I’m learning that variety keeps me sharp.

I always loved school, and I was often afraid that my post-school life would be somewhat lifeless because I would be tied to one thing. Not so. Work allows me to collect information and to constantly discover new things about the world.

Work is the new school. Honing and refining the good, weeding out the bad, and encouraging me forward through the cadence of daily tasks and routines.

Whether your work takes the form of a 9-5, volunteering, several part-time gigs, parenting or care-giving, the daily rhythms of work are important to keep us focused on things bigger than ourselves.

Some days, when I feel like all I did was field emails, and I wonder about the point of my work, I think I stewarded the body and mind God gave me. Or I learned something new. Or I communicated truth to someone.

Though simple, these things are productive and valuable.

Some days, when I feel like I’m failing in my responsibilities, I am gently reminded that failure isn’t fatal. The hallway job and the corner market job and the nannying job are not opportunities to show off our talents and perfections, but rather opportunities to learn from and accept our imperfections in the pursuit of growth.

Jobs are hard at times. I have messed up a lot of things and arrived late for meetings and had to be corrected an embarrassing number of times.

After writing a post last February about living free and fearless and loved, I found myself standing at a work cocktail party flooded with shame. It was one of the biggest projects I’d yet worked on – a big happy hour gathering for members of the media.

I really wanted to do a good job that night.

But when it came, the clock ticked slowly forward and only a few people showed up. Much less than I had promised. And all I could think, as I looked at the sparse room, was how I wrote about living loved and then proceeded to let a bunch of people down.

I returned to my hallway desk thinking, What’s the point of this? How do I accept this and move on? 

God teaches me – gently, persistently, over and over again – that failure can be a catalyst for good. That letdowns are just invitations (albeit painful ones) to take a hard look at reality and then figure out how to move forward with grace and endurance.

In dusting myself off and continuing to show up to our corner office each day, I have learned that showing up is half the battle.

But when you do, and you ask for help from God and friends and mentors, you find that you gain footing, gain confidence, gain a perseverance of spirit through the power of allowing yourself to be helped.

There’s always another day, and another chance. 

In writing, planning, organizing, designing and presenting, my work teaches me that there’s always another chance to get it right. There’s urgency with each project, but there’s also room to grow.

The biggest challenge for me has been to allow myself that grace. To refuse the voice that says I have to show up perfect every time.

I used to feel so disheartened that I couldn’t show up flawless to work each day.
The freedom came when I realized that I didn’t have to.

Work, for me, is an ongoing lesson in imperfection and grace.

The variety, the learning, the messy growth. It all contributes to this lesson God is teaching me over and over, gently reminding me that my lack is an invitation to hold tightly to his abundance. Work shows me the value of daily faithfulness, the discipline of commitment, and the hope of serving others through my skills.

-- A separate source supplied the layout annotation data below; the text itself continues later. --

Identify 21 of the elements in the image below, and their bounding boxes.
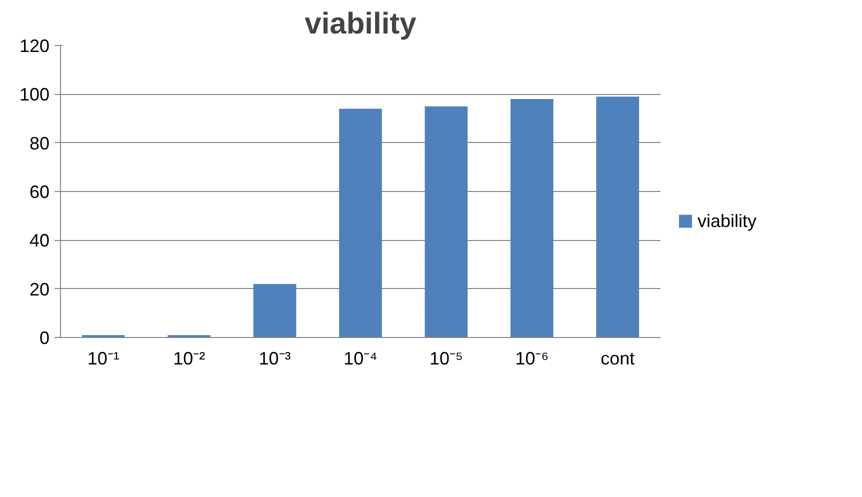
x-tick-label: 10⁻² — [173, 348, 206, 368]
y-tick-label: 60 — [29, 182, 50, 202]
x-tick-label: 10⁻⁶ — [515, 348, 549, 368]
x-tick-label: 10⁻³ — [258, 348, 291, 368]
x-tick-label: 10⁻¹ — [87, 348, 120, 368]
y-tick-label: 20 — [29, 279, 50, 300]
bar — [253, 284, 296, 338]
x-tick-label: 10⁻⁴ — [344, 348, 378, 368]
y-tick-label: 120 — [19, 36, 50, 56]
y-tick-label: 80 — [29, 133, 50, 154]
chart-title: viability — [304, 8, 417, 40]
bar — [339, 108, 382, 338]
bar — [510, 99, 554, 338]
y-tick-label: 0 — [39, 328, 50, 348]
bar — [596, 96, 640, 338]
x-tick-label: 10⁻⁵ — [429, 348, 463, 368]
legend-label: viability — [698, 211, 757, 232]
y-tick-label: 40 — [29, 230, 50, 251]
x-tick-label: cont — [600, 348, 635, 368]
bar — [424, 106, 468, 338]
y-tick-label: 100 — [19, 84, 50, 105]
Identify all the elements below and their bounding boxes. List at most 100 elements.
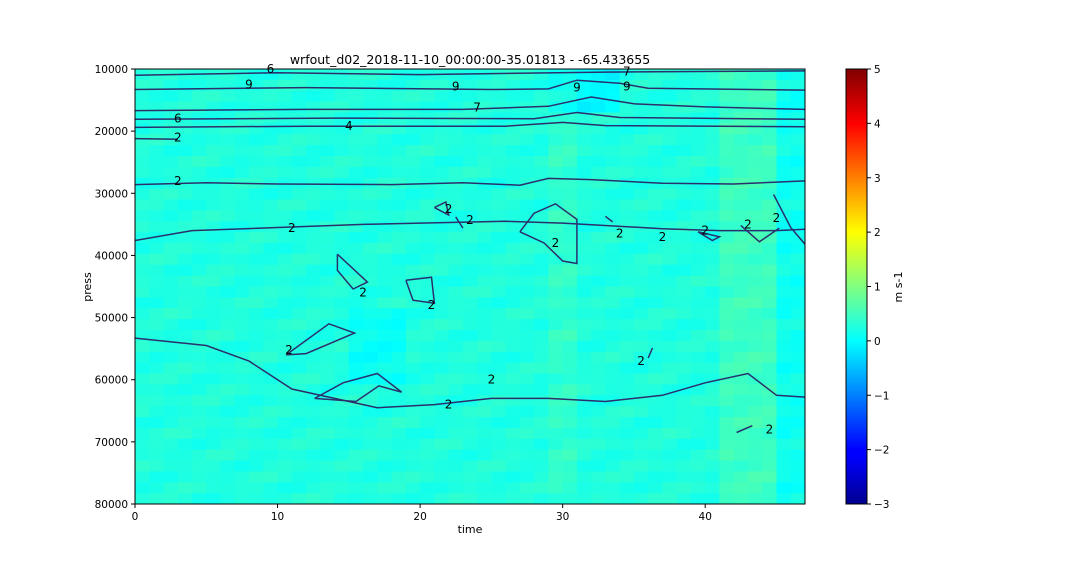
heatmap-cell [391, 340, 407, 353]
heatmap-cell [619, 79, 635, 92]
heatmap-cell [705, 373, 721, 385]
heatmap-cell [776, 145, 792, 157]
heatmap-cell [291, 460, 307, 472]
contour-label: 2 [445, 202, 453, 216]
heatmap-cell [377, 427, 393, 440]
heatmap-cell [420, 406, 435, 418]
heatmap-cell [277, 123, 293, 135]
heatmap-cell [619, 449, 635, 462]
heatmap-cell [633, 199, 649, 211]
heatmap-cell [206, 319, 222, 331]
heatmap-cell [135, 210, 150, 222]
heatmap-cell [320, 384, 336, 396]
heatmap-cell [434, 340, 450, 353]
heatmap-cell [719, 69, 735, 81]
heatmap-cell [576, 123, 592, 135]
heatmap-cell [747, 221, 763, 233]
heatmap-cell [206, 286, 222, 298]
heatmap-cell [206, 427, 222, 440]
heatmap-cell [605, 264, 621, 277]
heatmap-cell [462, 156, 478, 168]
heatmap-cell [491, 145, 507, 157]
heatmap-cell [776, 471, 792, 483]
heatmap-cell [762, 134, 778, 146]
heatmap-cell [562, 340, 578, 353]
heatmap-cell [505, 471, 521, 483]
heatmap-cell [462, 145, 478, 157]
contour-line-2 [604, 215, 614, 223]
heatmap-cell [135, 340, 150, 353]
heatmap-cell [648, 243, 664, 255]
heatmap-cell [149, 493, 165, 504]
heatmap-cell [733, 449, 749, 462]
heatmap-cell [690, 264, 706, 277]
heatmap-cell [234, 340, 250, 353]
heatmap-cell [448, 406, 464, 418]
heatmap-cell [405, 221, 421, 233]
heatmap-cell [135, 438, 150, 451]
heatmap-cell [576, 308, 592, 320]
heatmap-cell [149, 156, 165, 168]
heatmap-cell [605, 297, 621, 309]
heatmap-cell [519, 406, 535, 418]
heatmap-cell [562, 199, 578, 211]
heatmap-cell [633, 123, 649, 135]
heatmap-cell [277, 286, 293, 298]
heatmap-cell [591, 221, 607, 233]
heatmap-cell [562, 210, 578, 222]
heatmap-cell [562, 188, 578, 201]
heatmap-cell [534, 482, 550, 494]
heatmap-cell [762, 351, 778, 364]
heatmap-cell [576, 145, 592, 157]
heatmap-cell [477, 221, 492, 233]
heatmap-cell [719, 427, 735, 440]
heatmap-cell [206, 330, 222, 342]
heatmap-cell [149, 319, 165, 331]
heatmap-cell [591, 308, 607, 320]
heatmap-cell [562, 69, 578, 81]
heatmap-cell [334, 243, 350, 255]
heatmap-cell [377, 145, 393, 157]
heatmap-cell [149, 384, 165, 396]
heatmap-cell [648, 297, 664, 309]
heatmap-cell [363, 145, 378, 157]
heatmap-cell [163, 417, 179, 429]
heatmap-cell [434, 395, 450, 407]
heatmap-cell [306, 319, 321, 331]
heatmap-cell [605, 112, 621, 124]
heatmap-cell [648, 253, 664, 266]
heatmap-cell [234, 460, 250, 472]
heatmap-cell [690, 134, 706, 146]
heatmap-cell [448, 362, 464, 375]
contour-label: 7 [473, 101, 481, 115]
heatmap-cell [534, 156, 550, 168]
heatmap-cell [519, 253, 535, 266]
heatmap-cell [249, 243, 264, 255]
heatmap-cell [363, 340, 378, 353]
heatmap-cell [377, 471, 393, 483]
heatmap-cell [762, 275, 778, 288]
heatmap-cell [177, 275, 193, 288]
heatmap-cell [591, 438, 607, 451]
heatmap-cell [591, 112, 607, 124]
heatmap-cell [192, 362, 207, 375]
heatmap-cell [747, 210, 763, 222]
heatmap-cell [462, 286, 478, 298]
heatmap-cell [719, 406, 735, 418]
heatmap-cell [705, 384, 721, 396]
heatmap-cell [277, 210, 293, 222]
heatmap-cell [220, 286, 236, 298]
heatmap-cell [306, 286, 321, 298]
heatmap-cell [548, 112, 564, 124]
heatmap-cell [534, 90, 550, 103]
heatmap-cell [562, 145, 578, 157]
heatmap-cell [690, 253, 706, 266]
heatmap-cell [377, 417, 393, 429]
heatmap-cell [163, 199, 179, 211]
heatmap-cell [135, 493, 150, 504]
heatmap-cell [705, 362, 721, 375]
heatmap-cell [462, 90, 478, 103]
heatmap-cell [605, 482, 621, 494]
heatmap-cell [676, 340, 692, 353]
heatmap-cell [420, 145, 435, 157]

And in a beautiful twist of perspective, after entering my corporate workplace so pessimistic about the potential for public-sector work to contribute to kingdom-level change, I’m developing a solid belief that my work is good. My work is good because it mirrors God’s work. 

I provide for others, make things better, create and re-create, because God is provider, makerCreator and redeemer.

Whether from the penthouse or the hallway, we are called to be vessels of connection, truth and faithfulness through our daily tasks.

And with God’s ever-present help, I believe that has eternal value.